Datenbasis dieser Vorhersage
- Demoskop: 30,4 % für SAP (24. August 2026, via politpro.eu)
- PolitPro Election Trend: 30,7 % für SAP (28. August 2026)
- Polymarket: 88 % für SAP als stärkste Partei (Stand 1. September 2026)
Auswertung: Nicht eingetreten
Socialdemokraterna erhielten laut offiziellen Ergebnissen der Valmyndigheten (bestätigt u.a. durch SVT, Al Jazeera, Wikipedia, PolitPro) ca. 28,0–28,1 % der Stimmen – und lagen damit knapp unter der Schwelle von 29,0 %. Das Ergebnis wurde als eines der schlechtesten für die Sozialdemokraten seit über 100 Jahren gewertet. Die Umfragen (Demoskop 30,4 %, PolitPro-Trend 30,7 %) lagen um rund 2–3 Prozentpunkte zu hoch. Trotz einer gemäßigt konservativen Schwelle reichte der tatsächliche Stimmanteil nicht aus. Quellen: val.se (Valmyndigheten), svt.se/valresultat, Al Jazeera (15.9.2026), Wikipedia 'Riksdagsvalet i Sverige 2026'.
🏛️ Politik
✦ KI
Sämtliche Abschlussumfragen (Infratest dimap, INSA, Stand 17.–18.09.2026) beziffern den AfD-Anteil in Mecklenburg-Vorpommern auf 37–38 %, also mehr als zwei Prozentpunkte oberhalb der gewählten Schwelle von 35,0 %. Die SPD unter Ministerpräsidentin Schwesig folgt mit 33–34 %; CDU und Die Linke liegen je bei ~7 %. Der Abstand zwischen dem Umfragemittel (~37,5 %) und der Schwelle (35 %) übersteigt die typische Umfragefehler-Standardabweichung (~2 PP), was eine hohe Trefferwahrscheinlichkeit begründet. Keine Prognosemärkte verfügbar; 78 % berücksichtigen ein latentes Mobilisierungsrisiko zugunsten der SPD.
🏛️ Politik
✦ KI
Alle Abschlussumfragen zeigen ein echtes Drei-Wege-Rennen: Die Linke liegt mit 20,7–23 % (BerlinTREND/Infratest dimap, PolitPro, Stand 18.–19.09.2026) knapp vor CDU (20–21 %) und AfD (17–18,9 %).
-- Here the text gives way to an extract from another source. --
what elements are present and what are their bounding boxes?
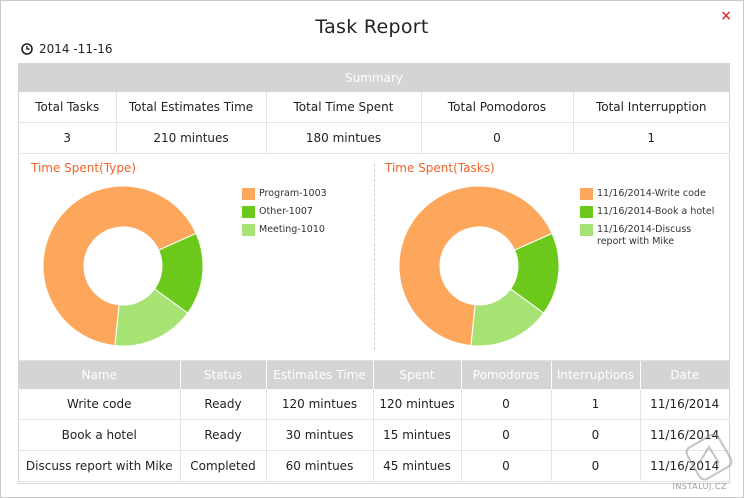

In fünf der sechs jüngsten Erhebungen belegt Die Linke Rang 1, aber stets innerhalb der Fehlermarge zur CDU. Grüne (15–16 %), SPD (10–12 %), BSW (~3–4 %) und FDP (~3 %) sind deutlich abgehängt. Keine Polymarket- oder Kalshi-Märkte für Berliner Landeswahlen verfügbar. Die ~42 % spiegeln das echte Drei-Wege-Rennen wider: bei je ~25–30 % Grundwahrscheinlichkeit für Linke, CDU und AfD auf Platz 1 liegt Die Linke aufgrund ihres Umfragevorsprungs leicht vorn.
🏛️ Politik
✦ KI
Nach dem 3. Sicherheitsrats-Straw-Poll am 18. September 2026 führen Rebeca Grynspan (Costa Rica, frühere UNCTAD-Generalsekretärin) und Carolyn Rodrigues-Birkett (Guyana) das Bewerberfeld von 8 Kandidaten an. Die UNGA-81-Hochrangige-Woche (22.–27. September 2026) bietet den Rahmen für den 4. Straw-Poll; Guterres' Amtszeit endet 31.12.2026. Grynspan verfügt über die breiteste Basis (G77+China), doch ein P5-Veto (Russland oder China) bleibt das Hauptrisiko. Kein Polymarket-Markt verfügbar; Wahrscheinlichkeit auf Basis Straw-Poll-Führung abzüglich P5-Veto-Risiko.